Jacques Pépin's best friend, Jean-Claude Szurdak, came up with this version of a favorite local dish. The soup can be made with anchos or even guajillo chiles, but Jean-Claude prefers pasillas for their complex, earthy flavor and aromatic notes of chocolate and tobacco. The avocado and crème fraîche toppings here are key to mellowing the intense pure chile taste.
More Recipes Featuring Garlic
3 large dried pasilla chiles
1 quart hot water
3 tablespoons olive oil
1 medium onion, coarsely chopped
1 head garlic, cloves peeled and coarsely chopped
1 large tomato, cut into 1-inch dice
1/2 teaspoon dried oregano, preferably Mexican
1 cup 1/2-inch dice of country bread or baguette
1/4 cup crème fraîche or sour cream
1 Hass avocado, cut into 1/2-inch dice
1/4 cup cilantro leaves
How to Make It
In a large bowl, cover the chiles with the hot water; set a small plate over the chiles to keep them submerged. Let soak until softened, about 20 minutes. Strain and reserve the soaking liquid. Stem, seed and coarsely chop the chiles.
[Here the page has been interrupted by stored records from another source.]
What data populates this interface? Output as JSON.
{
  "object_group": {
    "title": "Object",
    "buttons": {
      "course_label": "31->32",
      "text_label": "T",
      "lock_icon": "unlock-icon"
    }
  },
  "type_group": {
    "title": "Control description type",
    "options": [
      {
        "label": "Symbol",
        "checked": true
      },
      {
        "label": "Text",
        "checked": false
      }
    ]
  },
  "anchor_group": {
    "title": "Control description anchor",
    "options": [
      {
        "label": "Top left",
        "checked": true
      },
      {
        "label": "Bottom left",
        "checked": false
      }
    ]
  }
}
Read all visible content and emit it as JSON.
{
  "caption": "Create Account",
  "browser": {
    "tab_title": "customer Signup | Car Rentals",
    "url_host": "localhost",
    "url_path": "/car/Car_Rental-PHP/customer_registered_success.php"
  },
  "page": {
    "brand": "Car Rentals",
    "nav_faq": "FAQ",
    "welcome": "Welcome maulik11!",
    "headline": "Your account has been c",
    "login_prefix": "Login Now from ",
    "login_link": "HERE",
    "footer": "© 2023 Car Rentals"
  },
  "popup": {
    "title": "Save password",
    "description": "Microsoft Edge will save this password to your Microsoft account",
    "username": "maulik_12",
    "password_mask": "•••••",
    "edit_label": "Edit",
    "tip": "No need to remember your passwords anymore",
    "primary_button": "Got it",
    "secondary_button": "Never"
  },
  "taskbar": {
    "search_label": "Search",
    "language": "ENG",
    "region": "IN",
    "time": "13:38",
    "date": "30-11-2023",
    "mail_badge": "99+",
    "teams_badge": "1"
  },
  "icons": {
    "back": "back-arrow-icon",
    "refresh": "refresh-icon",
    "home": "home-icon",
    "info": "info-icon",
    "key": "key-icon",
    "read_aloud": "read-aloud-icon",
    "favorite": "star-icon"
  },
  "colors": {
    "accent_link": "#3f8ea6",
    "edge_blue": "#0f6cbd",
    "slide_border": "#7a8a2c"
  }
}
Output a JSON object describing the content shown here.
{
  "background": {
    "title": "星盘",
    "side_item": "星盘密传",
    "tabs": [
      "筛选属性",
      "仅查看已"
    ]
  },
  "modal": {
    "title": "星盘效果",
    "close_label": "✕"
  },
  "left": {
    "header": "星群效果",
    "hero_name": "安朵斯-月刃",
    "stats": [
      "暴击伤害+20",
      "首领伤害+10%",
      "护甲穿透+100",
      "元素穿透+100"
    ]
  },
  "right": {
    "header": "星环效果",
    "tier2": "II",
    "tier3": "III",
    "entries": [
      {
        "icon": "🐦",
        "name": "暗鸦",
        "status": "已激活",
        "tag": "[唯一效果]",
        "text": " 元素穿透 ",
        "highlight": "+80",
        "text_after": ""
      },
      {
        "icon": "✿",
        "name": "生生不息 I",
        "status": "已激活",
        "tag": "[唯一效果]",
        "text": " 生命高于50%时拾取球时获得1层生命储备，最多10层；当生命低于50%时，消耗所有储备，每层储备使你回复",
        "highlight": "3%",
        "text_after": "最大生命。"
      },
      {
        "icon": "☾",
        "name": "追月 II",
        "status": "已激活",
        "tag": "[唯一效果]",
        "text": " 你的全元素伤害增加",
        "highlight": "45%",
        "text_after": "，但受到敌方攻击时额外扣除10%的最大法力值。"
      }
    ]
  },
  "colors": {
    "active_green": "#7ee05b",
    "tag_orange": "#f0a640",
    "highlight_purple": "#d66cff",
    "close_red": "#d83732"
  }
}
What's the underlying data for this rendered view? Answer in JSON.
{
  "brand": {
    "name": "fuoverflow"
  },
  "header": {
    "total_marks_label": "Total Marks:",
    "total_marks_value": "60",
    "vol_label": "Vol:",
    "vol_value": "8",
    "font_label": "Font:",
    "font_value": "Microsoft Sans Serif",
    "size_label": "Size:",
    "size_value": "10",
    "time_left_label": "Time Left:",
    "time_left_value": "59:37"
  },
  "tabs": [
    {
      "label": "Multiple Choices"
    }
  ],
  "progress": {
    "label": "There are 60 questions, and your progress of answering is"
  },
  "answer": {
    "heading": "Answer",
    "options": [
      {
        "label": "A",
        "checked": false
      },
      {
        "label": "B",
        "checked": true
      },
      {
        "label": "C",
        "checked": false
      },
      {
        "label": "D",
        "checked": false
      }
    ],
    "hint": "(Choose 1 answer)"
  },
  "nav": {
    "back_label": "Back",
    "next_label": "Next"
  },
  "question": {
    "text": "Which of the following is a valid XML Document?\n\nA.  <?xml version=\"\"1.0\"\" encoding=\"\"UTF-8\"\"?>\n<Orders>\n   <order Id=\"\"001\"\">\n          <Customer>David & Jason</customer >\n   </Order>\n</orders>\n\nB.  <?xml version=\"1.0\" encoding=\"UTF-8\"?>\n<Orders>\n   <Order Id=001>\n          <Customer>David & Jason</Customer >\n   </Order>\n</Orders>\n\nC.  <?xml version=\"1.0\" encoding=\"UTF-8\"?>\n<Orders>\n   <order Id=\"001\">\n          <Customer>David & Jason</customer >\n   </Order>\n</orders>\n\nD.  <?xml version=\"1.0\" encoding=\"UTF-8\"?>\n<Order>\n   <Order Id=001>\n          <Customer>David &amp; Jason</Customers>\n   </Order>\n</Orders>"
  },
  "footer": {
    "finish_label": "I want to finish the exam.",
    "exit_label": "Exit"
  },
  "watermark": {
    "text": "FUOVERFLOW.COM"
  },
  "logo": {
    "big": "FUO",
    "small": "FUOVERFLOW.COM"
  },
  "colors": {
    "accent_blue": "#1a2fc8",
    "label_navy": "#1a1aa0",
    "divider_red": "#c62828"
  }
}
Preheat the oven to 400°. In a large saucepan, heat 2 tablespoons of the oil. Add the onion and garlic and cook over moderate heat until softened, about 5 minutes. Add the chopped chiles and cook, stirring, for 1 minute. Add the tomato, oregano, a pinch of salt and the strained chile soaking liquid and bring to a boil. Cover the soup and simmer gently over low heat for 20 minutes.
Meanwhile, in a cake pan, toss the diced baguette with the remaining 1 tablespoon of olive oil and spread in an even layer. Bake until golden brown, about 8 minutes.
Working in batches, puree the soup in a blender. Return the soup to the saucepan, bring to a simmer and season with salt. Ladle the soup into bowls. Top with the crème fraîche, avocado, cilantro leaves and croutons and serve.